Tuesday, February 16, 2010

Things I picked up at inside919.ning.com

So I went to the inside919 coffee meeting a few Tuesdays back and gleaned some ideas from Pat and the other attendees. I figured I would remind myself of them.

Pat discourages business cards, or rather the futzing around that inevitably follows from focusing on them. Not needed, except perhaps for other people to hand to others for you. Otherwise they waste your time. There are meaningful ways to connect with people; trading cards is not one of those ways.

What you should be after is building relationships. People tend to form opinions about you over a handful of interactions; Pat's suggestion is to be deliberate and form a strategy for making those interactions happen in a positive, but not an agenda driven manner. Send an anniversary card for the client's business. Deliver donuts and leave. Just show up, drop by with a hello. Send an email of a recent article or a newsletter with opt-in. Just help people.

Elevator speeches are for drawing in investors, but aren't really suitable for small business. Pat spoke of the ROI approach, which mirrors what I have seen in the dialog of others skilled at networking. The pattern

you know when (there is this obvious problem _____)? Well I (perform this function to address the problem _____)!
is one format suggested. Connect to the listener's problem-but only try to touch on one area, not everything you can do. People simply cannot handle the overload of explanation and will close down. You cannot convey information if the speaker is overwhelmed by the volume of details in what you say.

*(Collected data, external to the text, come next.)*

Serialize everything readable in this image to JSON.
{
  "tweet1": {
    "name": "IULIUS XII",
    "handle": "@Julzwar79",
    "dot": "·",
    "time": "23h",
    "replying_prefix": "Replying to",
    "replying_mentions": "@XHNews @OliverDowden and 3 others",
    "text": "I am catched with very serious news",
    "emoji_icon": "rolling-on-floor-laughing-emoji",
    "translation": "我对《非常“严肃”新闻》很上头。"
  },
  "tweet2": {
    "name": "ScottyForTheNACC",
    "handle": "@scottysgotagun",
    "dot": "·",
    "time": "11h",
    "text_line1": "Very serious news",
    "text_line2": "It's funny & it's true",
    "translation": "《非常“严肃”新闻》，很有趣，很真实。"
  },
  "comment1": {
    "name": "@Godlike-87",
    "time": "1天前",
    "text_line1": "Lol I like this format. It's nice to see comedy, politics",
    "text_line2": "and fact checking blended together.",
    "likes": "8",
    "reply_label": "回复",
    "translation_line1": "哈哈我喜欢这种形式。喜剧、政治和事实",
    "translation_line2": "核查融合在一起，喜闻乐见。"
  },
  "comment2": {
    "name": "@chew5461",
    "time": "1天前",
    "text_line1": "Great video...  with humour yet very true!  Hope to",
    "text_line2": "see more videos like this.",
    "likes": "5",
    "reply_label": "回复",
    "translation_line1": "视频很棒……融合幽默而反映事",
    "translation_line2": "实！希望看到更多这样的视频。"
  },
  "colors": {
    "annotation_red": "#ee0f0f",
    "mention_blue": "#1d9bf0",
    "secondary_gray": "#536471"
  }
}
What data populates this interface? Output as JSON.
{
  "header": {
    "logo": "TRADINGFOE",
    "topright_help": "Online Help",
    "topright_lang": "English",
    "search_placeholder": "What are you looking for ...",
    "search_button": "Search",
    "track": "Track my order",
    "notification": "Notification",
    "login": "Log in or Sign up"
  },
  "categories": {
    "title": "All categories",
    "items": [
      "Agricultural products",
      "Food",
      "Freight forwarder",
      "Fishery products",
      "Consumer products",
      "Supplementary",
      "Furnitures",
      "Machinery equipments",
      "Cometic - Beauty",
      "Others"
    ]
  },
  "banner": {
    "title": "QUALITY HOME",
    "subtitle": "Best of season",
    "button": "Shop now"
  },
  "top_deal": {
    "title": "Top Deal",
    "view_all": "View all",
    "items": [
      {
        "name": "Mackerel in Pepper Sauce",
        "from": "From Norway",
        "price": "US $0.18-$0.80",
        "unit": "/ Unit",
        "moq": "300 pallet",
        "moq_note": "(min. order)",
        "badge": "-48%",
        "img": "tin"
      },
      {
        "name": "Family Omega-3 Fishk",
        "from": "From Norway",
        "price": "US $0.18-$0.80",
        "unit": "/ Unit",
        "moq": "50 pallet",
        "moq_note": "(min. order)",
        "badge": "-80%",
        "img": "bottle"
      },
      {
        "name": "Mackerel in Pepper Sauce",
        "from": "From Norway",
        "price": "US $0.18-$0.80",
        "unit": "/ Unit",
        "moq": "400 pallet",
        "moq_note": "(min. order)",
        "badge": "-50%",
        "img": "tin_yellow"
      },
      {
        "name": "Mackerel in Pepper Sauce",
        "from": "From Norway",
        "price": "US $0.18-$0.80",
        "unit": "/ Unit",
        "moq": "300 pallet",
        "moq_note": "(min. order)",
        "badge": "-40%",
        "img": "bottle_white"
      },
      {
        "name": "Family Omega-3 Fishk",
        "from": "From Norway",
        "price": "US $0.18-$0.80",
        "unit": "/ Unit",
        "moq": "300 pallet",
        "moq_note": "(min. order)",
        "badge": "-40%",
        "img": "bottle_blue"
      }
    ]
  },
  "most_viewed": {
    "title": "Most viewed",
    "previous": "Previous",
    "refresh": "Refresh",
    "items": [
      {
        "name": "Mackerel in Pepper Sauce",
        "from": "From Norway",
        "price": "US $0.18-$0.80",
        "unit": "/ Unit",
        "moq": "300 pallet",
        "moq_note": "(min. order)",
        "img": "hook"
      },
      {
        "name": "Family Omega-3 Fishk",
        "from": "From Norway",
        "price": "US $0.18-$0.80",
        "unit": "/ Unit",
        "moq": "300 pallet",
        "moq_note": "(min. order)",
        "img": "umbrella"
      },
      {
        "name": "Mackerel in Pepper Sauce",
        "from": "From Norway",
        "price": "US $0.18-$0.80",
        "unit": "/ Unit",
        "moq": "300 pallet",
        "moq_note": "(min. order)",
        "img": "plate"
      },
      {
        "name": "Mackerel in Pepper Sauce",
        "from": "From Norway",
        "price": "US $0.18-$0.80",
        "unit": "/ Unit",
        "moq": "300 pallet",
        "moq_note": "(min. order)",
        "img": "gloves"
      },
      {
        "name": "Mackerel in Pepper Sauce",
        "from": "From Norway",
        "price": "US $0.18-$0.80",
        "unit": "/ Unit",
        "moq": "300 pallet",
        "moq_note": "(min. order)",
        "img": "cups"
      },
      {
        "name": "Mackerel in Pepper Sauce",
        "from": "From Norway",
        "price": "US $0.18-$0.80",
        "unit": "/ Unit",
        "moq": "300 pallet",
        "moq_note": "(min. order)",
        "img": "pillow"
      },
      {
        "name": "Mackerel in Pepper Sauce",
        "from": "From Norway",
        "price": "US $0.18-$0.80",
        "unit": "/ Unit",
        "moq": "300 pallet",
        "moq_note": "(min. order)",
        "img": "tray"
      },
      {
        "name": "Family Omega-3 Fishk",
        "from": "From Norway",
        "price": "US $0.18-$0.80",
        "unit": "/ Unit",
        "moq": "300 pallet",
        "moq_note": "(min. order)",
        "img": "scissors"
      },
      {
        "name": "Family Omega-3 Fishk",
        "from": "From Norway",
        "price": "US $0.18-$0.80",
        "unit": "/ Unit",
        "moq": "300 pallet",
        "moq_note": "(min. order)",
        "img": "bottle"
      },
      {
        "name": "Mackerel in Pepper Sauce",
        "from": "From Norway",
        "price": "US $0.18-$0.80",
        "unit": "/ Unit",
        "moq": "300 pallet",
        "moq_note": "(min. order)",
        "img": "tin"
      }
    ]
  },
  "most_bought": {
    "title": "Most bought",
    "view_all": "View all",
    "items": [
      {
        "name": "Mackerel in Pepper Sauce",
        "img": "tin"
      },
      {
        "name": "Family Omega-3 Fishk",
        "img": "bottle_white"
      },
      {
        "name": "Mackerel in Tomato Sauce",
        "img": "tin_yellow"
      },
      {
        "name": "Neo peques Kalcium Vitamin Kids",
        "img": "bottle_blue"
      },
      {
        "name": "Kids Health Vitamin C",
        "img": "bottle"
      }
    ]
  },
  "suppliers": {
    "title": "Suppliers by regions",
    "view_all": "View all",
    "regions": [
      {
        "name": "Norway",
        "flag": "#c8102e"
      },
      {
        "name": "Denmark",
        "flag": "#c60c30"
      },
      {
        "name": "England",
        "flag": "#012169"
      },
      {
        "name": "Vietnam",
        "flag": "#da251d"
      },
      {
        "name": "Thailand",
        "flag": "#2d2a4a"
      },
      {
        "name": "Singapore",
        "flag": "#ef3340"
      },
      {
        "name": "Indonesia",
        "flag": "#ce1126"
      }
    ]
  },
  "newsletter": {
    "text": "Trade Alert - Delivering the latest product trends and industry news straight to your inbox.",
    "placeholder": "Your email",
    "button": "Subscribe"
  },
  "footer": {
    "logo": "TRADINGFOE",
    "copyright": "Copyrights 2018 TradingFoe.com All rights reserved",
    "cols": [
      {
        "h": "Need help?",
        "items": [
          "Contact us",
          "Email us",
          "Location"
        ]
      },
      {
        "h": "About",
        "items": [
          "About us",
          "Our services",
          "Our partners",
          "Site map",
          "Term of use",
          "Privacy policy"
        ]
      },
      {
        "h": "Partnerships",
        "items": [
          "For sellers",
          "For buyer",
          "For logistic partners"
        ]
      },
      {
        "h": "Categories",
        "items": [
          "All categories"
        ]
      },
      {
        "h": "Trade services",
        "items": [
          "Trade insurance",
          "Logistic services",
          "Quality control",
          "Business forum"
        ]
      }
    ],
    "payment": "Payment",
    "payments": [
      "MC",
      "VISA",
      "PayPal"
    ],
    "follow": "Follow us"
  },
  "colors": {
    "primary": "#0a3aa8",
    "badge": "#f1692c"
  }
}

Also, leading off with a role-based description puts you in a pigeon-hole. Inviting people to form such conclusions about you before rapport is established, hinders your ability to establishes that rapport.

Most small businesses get income from a small geographic radius... 25 miles or so. And only about 100 clients - so as a small business a reasonable strategy is to work on getting the first couple of dozen clients. The theory is that if you can form customer relationships with that many people, your client network will build itself.